Lost in
Translation is a
comedy-drama written and directed by Sophia Coppola and many movie critics have
called this movie possibly the best of year (2003) and a modern masterpiece. I
myself was very surprised as what this movie really was. As the movie started
out, I thought it would be a love story between Bob Harris (an aging American
action movie star, arrives in Tokyo to film an advertisement who is going
through a midlife crisis) and Charlotte (a young college graduate, who gets
left behind in her hotel room by her husband, John, a celebrity photographer on
assignment in Tokyo), but that's not what it was at all, which is what I think
made this movie unique - it was not the cliche and predictable romance movie.
This film told
the story of Bob Harris (Bill Murray), an American movie star that comes
to Tokyo to film a whiskey commercial for which he will be paid $2
million. Staying in the same Tokyo hotel is Charlotte (Scarlett Johanssen), a
newlywed tagging along with her rock photographer husband, John (a typically
awkward Giovanni Ribisi). Along the way, Charlotte and Bob run into each other
and begin a 'brief encounter' that profoundly affects them both.
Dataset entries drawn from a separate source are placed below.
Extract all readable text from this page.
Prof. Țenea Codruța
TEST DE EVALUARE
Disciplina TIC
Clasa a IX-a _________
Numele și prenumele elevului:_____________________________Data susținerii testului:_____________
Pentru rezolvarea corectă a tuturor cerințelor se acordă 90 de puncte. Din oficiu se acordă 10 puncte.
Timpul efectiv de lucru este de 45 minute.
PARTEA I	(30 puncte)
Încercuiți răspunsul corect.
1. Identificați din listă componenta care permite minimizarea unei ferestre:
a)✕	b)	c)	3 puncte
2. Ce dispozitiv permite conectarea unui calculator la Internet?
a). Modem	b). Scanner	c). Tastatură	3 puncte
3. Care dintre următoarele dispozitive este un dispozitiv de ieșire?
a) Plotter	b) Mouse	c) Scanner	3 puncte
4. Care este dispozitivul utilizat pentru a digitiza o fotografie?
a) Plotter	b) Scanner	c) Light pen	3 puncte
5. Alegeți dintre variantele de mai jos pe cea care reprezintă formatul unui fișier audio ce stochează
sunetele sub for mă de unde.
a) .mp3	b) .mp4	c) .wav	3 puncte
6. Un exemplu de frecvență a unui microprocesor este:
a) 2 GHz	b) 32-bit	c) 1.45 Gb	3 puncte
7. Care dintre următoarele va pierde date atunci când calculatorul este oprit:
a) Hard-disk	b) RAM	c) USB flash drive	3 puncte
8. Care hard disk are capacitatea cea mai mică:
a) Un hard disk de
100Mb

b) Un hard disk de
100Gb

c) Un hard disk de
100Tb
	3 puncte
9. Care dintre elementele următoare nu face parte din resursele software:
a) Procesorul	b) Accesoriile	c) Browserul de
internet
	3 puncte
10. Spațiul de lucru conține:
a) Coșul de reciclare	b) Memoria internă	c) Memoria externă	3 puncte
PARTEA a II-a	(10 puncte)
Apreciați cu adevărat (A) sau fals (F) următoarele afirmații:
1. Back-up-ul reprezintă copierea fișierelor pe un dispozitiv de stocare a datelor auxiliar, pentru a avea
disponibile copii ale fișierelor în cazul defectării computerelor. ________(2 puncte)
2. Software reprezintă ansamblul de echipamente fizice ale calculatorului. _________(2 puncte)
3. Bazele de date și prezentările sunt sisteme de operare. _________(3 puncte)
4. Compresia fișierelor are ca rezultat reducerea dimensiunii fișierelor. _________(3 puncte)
The two
meet at a hotel in Tokyo Japan and develop a strange yet intimate relationship
throughout out the film. I expected their relationship to turn into romance,
but it was more a friendship throughout the film. It began as a comedy of culture clash, Harris sarcastic and
confused at the Japanese when entering his hotel, and even more befuddled in a
hilarious scene where he shoots the whiskey commercial (and one later
during a photo shoot). Coppola delivers Bob into her movie with the impression
that it'll be all about him (he has plenty of great scenes, even at just the
beginning), but Charlotte enters the story, and we're never quite the same.
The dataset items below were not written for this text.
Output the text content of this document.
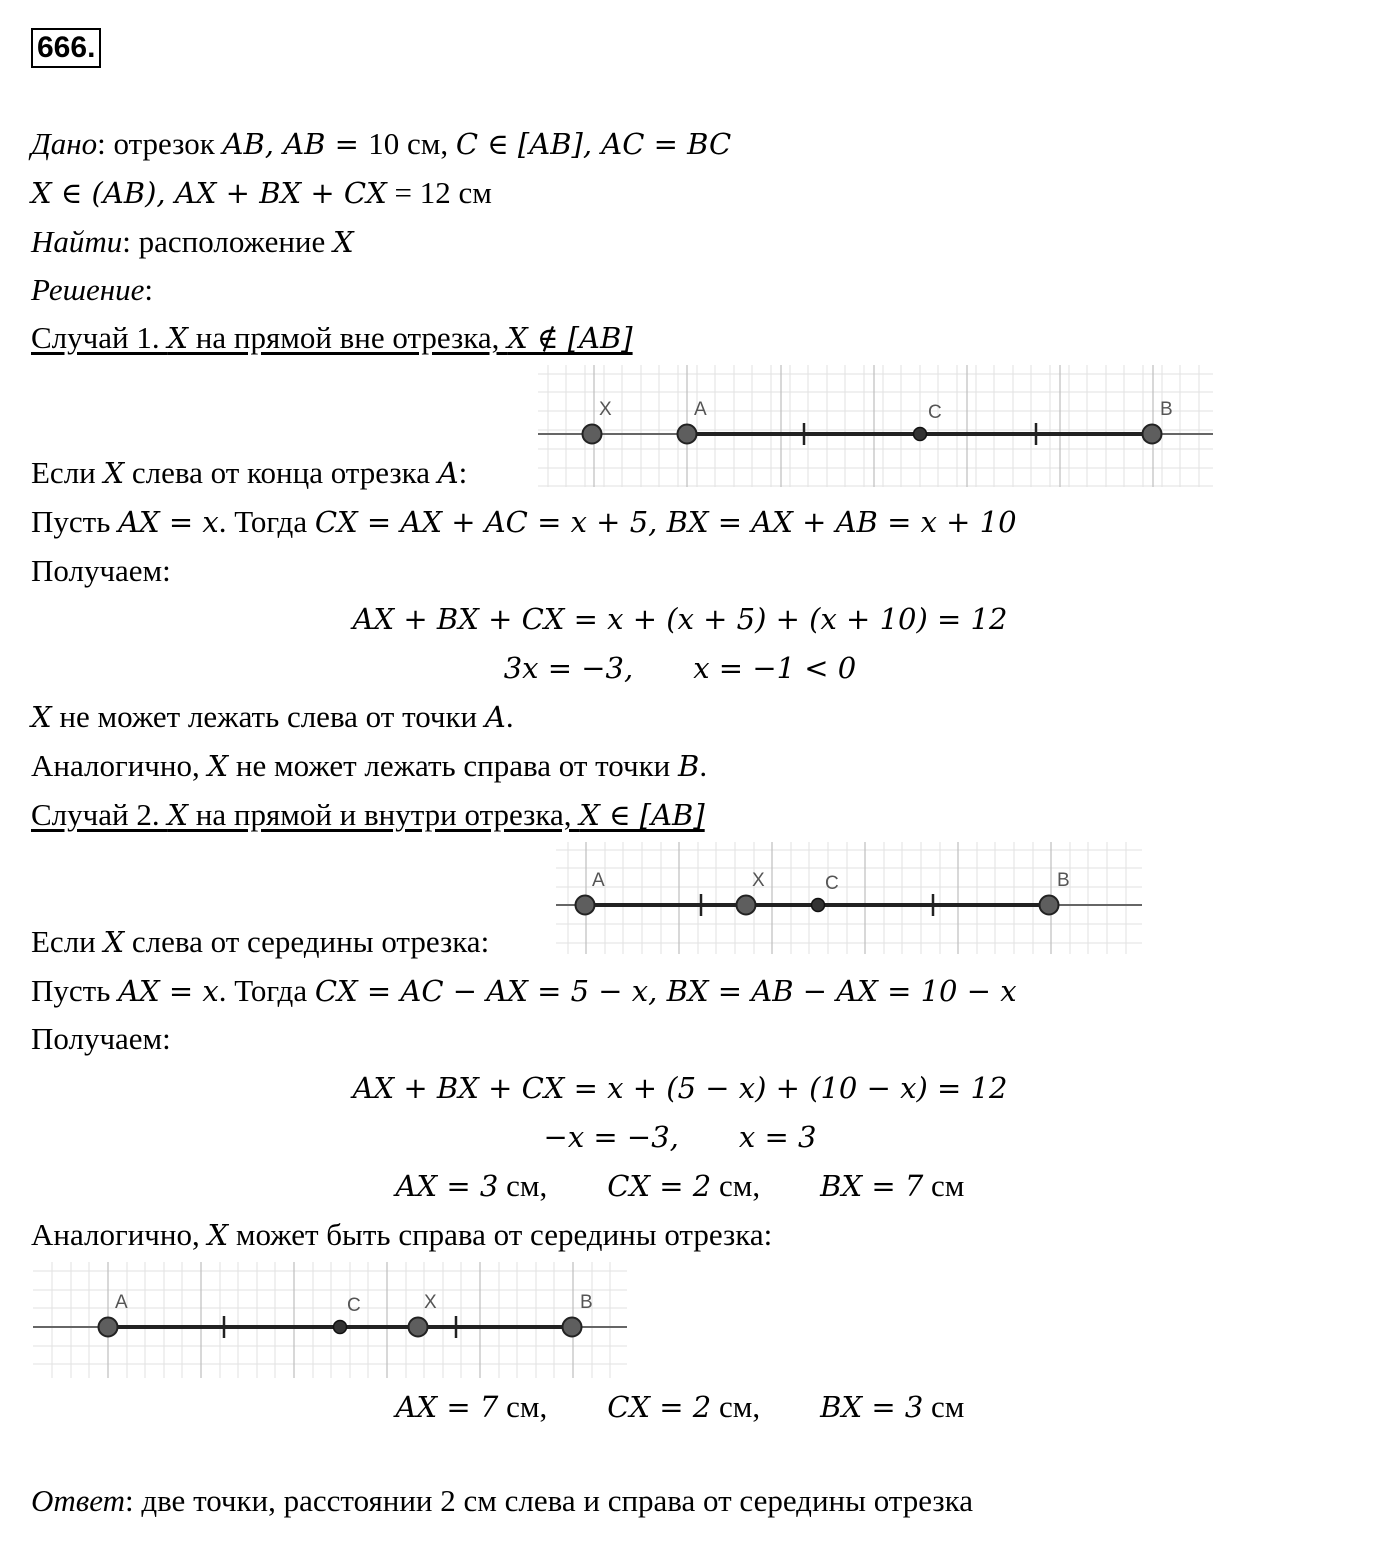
666.
Дано: отрезок AB, AB = 10 см, C ∈ [AB], AC = BC
X ∈ (AB), AX + BX + CX = 12 см
Найти: расположение X
Решение:
Случай 1. X на прямой вне отрезка, X ∉ [AB]
X	A	C	B
Если X слева от конца отрезка A:
Пусть AX = x. Тогда CX = AX + AC = x + 5, BX = AX + AB = x + 10
Получаем:
AX + BX + CX = x + (x + 5) + (x + 10) = 12
3x = −3, x = −1 < 0
X не может лежать слева от точки A.
Аналогично, X не может лежать справа от точки B.
Случай 2. X на прямой и внутри отрезка, X ∈ [AB]
A	X	C	B
Если X слева от середины отрезка:
Пусть AX = x. Тогда CX = AC − AX = 5 − x, BX = AB − AX = 10 − x
Получаем:
AX + BX + CX = x + (5 − x) + (10 − x) = 12
−x = −3, x = 3
AX = 3 см, CX = 2 см, BX = 7 см
Аналогично, X может быть справа от середины отрезка:
A	C	X	B
AX = 7 см, CX = 2 см, BX = 3 см
Ответ: две точки, расстоянии 2 см слева и справа от середины отрезка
Scarlett Johanssen plays Charlotte with just the right amount of emotion that
her initially morose and soul-searching character doesn't seem silly. Bob, on
the other hand, seems to have it made, but Murray lets a current of loneliness
run across that memorable face that seems to hint at something more. He gets
comical faxes from his wife about bookshelves and carpet samples, but he gives
off the impression that he's come to the point where he doesn't even care
anymore. Bob is certainly alone for a time in Tokyo, but Murray gives off the
impression that things at home aren't too hot either. It is evident that Lost in Translation represents the
confusion between the main characters with the way Bob and Charlotte felt
towards each other and what each want to do with their lives.